La revolución de Febrero no creó
el divorcio entre los soldados y los oficiales: no hizo más
que exteriorizarlo. En la conciencia de los soldados, la sublevación
contra la monarquía era, ante todo y sobre todo, la sublevación
contra el mando. «Desde la mañana del 28 de febrero
-recuerda el kadete Nabokov, que vestía aquellos días
el uniforme de oficial- era peligroso salir a la calle, pues ya
empezaban a arrancar las charreteras a los oficiales.» He
aquí la faz que presentaba el primer día del nuevo
régimen en la guarnición.
De lo primero que se preocupó el Comité
ejecutivo fue de reconciliar a los soldados con los oficiales.

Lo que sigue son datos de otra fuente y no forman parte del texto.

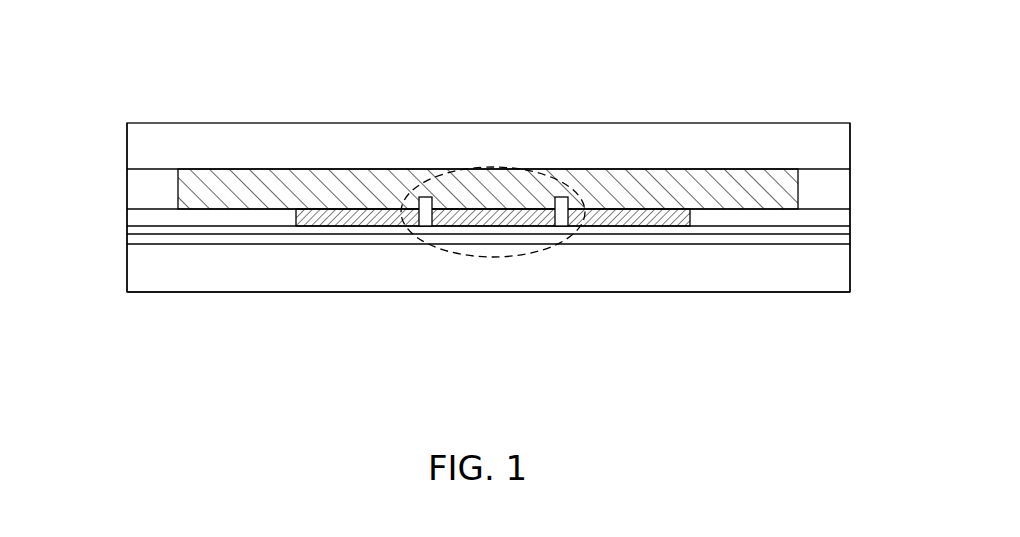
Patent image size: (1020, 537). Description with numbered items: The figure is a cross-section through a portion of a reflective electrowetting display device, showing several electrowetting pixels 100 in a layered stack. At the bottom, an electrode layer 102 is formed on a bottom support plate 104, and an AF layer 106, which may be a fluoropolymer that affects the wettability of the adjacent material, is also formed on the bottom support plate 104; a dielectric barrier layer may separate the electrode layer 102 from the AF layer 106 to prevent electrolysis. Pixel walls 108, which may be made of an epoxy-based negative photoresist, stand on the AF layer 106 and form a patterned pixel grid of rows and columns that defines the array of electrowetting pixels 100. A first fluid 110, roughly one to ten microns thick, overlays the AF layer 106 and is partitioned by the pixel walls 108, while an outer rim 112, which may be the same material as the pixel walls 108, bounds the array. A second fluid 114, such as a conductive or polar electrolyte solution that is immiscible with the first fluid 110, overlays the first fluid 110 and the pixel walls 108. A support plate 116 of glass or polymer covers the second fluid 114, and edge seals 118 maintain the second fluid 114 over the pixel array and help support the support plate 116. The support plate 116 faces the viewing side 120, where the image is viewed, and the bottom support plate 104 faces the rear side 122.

The electrowetting pixel 100 is at (510, 257).
The electrode layer 102 is at (126, 242).
The bottom support plate 104 is at (207, 276).
The AF layer 106 is at (126, 231).
The pixel walls 108 is at (426, 227).
The first fluid 110 is at (613, 226).
The outer rim 112 is at (125, 218).
The second fluid 114 is at (703, 169).
The support plate 116 is at (207, 154).
The edge seals 118 is at (852, 186).
The viewing side 120 is at (597, 40).
The rear side 122 is at (258, 328).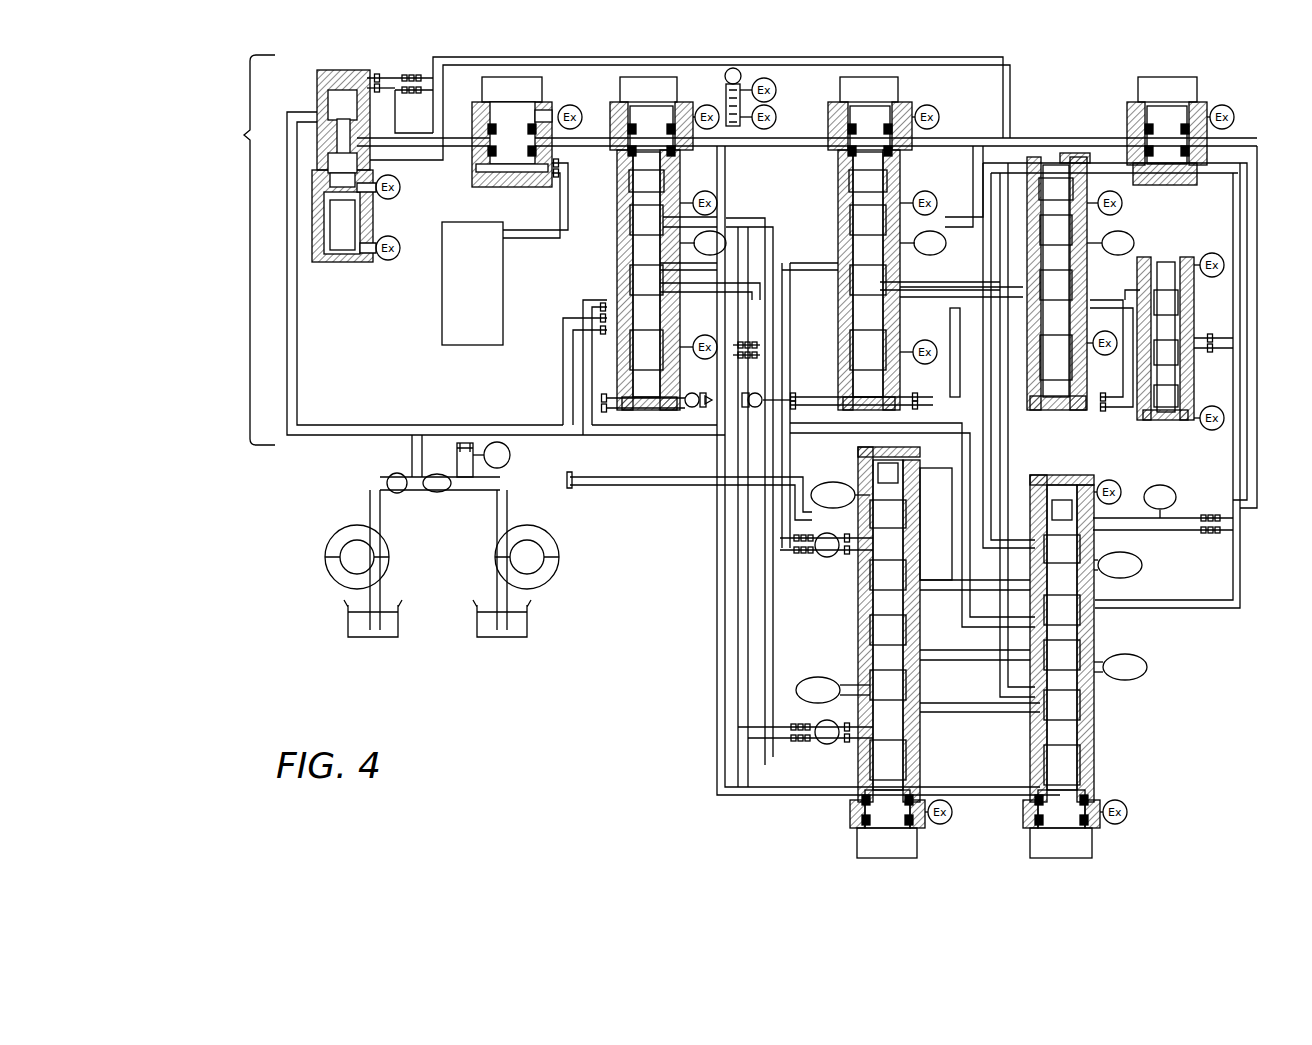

O dicho en otros términos, de someter los regimientos a
sus jefes anteriores. El retorno de los oficiales a los regimientos
tendía, según Sujánov, a preservar al ejército
de «la anarquía general, a la dictadura de la soldadesca
ignorante». Los que infundían pánico a estos
revolucionarios, lo mismo que a los liberales, no eran, como se
ve, los oficiales, sino los soldados. Sin embargo, donde los obreros
y la «soldadesca ignorante» veían el peligro
era, precisamente, en la brillante oficialidad. La reconciliación
no podía ser, pues, duradera.
Stankievich describe del modo siguiente la
actitud de los soldados ante los oficiales que volvían
a los cuarteles, después de la revolución: «Los
soldados, al violar la disciplina y al salir de los cuarteles,
no sólo sin los oficiales, sino... en muchos casos contra
los mismos, llegando incluso a matarlos por cumplir con su deber,
creían realizar un gran acto de emancipación. Si
era así, como la misma oficialidad sostiene, ¿por
qué no sacó a los soldados a la calle, puesto que
esto era lo más fácil y menos peligroso? Ahora,
después de la victoria, la oficialidad se ha adherido a
la hazaña. Pero, ¿lo ha hecho sinceramente y con carácter
estable?» Estas palabras son tanto más elocuentes
cuanto que su propio autor se contaba entre esos oficiales de
«izquierda» a los que ni siquiera se les pasó
por las mientes echar a la calle a sus soldados.
El día 28, por la mañana, el
comandante de un regimiento de Ingenieros decía a sus soldados,
en la avenida de Sampsonievski, que «el gobierno odiado por
todos había sido derribado», que se había formado
otro presidido por el príncipe Lvov y que era preciso que
los soldados siguieran obedeciendo a los oficiales. «Y ahora,
¡todo el mundo a los cuarteles!» Algunos soldados gritaron:
«Así lo haremos.» La mayoría estaba desconcertada:
«¿Y esto era todo?» Kajurov, que observaba casualmente
esta escena, se indignó. «Permítame usted una
palabra, señor comandante...», y, sin esperar la venia,
dijo: «¿Es que acaso ha corrido en las calles de Petrogrado
la sangre de los obreros durante todos estos días para
reemplazar a un terrateniente por otro?» También aquí
Kajurov daba en el blanco. En torno a esta cuestión planteada
por él había de girar la lucha en los meses siguientes.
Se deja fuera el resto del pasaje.